Saturday, December 30, 2023

Slay the Princess

  • Genre: Visual Novel
  • Time Played: 3.6 Hours
  • Too Short/Long: It's fine for what it is, I personally would have thought it would have been fine to make you go through/find all possible routes before completing the game.
  • Pleased/Disappointed: Pleased enough, it was fun, and I had Alice play on the TV so I could watch her do a full playthrough too.
  • Why I played: It just kept coming up in various peoples "end of the year" posts and such. I saw Slay the Princess from no less than 5 different sources in the past few days and I'm not sure if it was fomo or genuine interest, but it was enough to make me buy it. Plus I knew if I didn't like it, at least Alice would.
  • Recommend to others: I would, if it seems like it's something that would interest you. Which is a pretty wishy-washy recommendation, but it's hard to recommend a visual novel as a must play. Especially one that's kinda weird, kinda violent, and just specifically what it is. It's not for everyone, but some people may really enjoy it.
I don't really have much to say about Slay the Princess that can't be summed up by a previous category. I guess to expand on the Too Short/Long, I could say, me personally, playing games the way I do - I wouldn't have minded an option to see more of the routes/options/dialog in a single playthrough. It does have multiple endings which provides incentive to play through multiple times, and from what I can see, you can do stuff differently enough to (almost, because some stuff you will see multiple times even in one playthough) not see the same situation twice. At least within two playthroughs, three might be pushing it. That said there is a good amount of content and variation for your choices.
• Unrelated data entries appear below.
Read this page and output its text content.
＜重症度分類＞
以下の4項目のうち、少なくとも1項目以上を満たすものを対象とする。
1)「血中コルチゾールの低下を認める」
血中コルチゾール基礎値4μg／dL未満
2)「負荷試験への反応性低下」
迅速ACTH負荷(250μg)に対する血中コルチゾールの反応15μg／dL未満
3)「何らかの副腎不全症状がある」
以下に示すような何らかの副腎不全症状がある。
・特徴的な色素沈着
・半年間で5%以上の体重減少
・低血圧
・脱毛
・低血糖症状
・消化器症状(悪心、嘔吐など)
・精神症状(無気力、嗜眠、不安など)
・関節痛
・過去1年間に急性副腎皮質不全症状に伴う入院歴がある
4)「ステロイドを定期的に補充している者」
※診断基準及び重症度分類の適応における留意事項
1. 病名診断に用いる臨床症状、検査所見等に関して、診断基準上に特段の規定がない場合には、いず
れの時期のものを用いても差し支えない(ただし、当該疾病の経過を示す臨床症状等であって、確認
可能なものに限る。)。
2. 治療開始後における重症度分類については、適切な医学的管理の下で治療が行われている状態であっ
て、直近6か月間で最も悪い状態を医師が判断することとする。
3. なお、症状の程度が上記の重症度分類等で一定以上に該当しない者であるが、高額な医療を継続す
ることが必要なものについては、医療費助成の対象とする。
Some visual novels border on "kinetic novels" which are really just digital comics, rather than a game, but this offers so many dialog choices and branching paths, it's definitely more of a choose your own adventure and makes it feel more like a "game" than many visual novels do. Which I do appreciate. I think some of the dialog and story was meant to be thought provoking in a way that makes it seem a little try hard, but if you can appreciate it on the surface level, I think that's fine, and maybe better.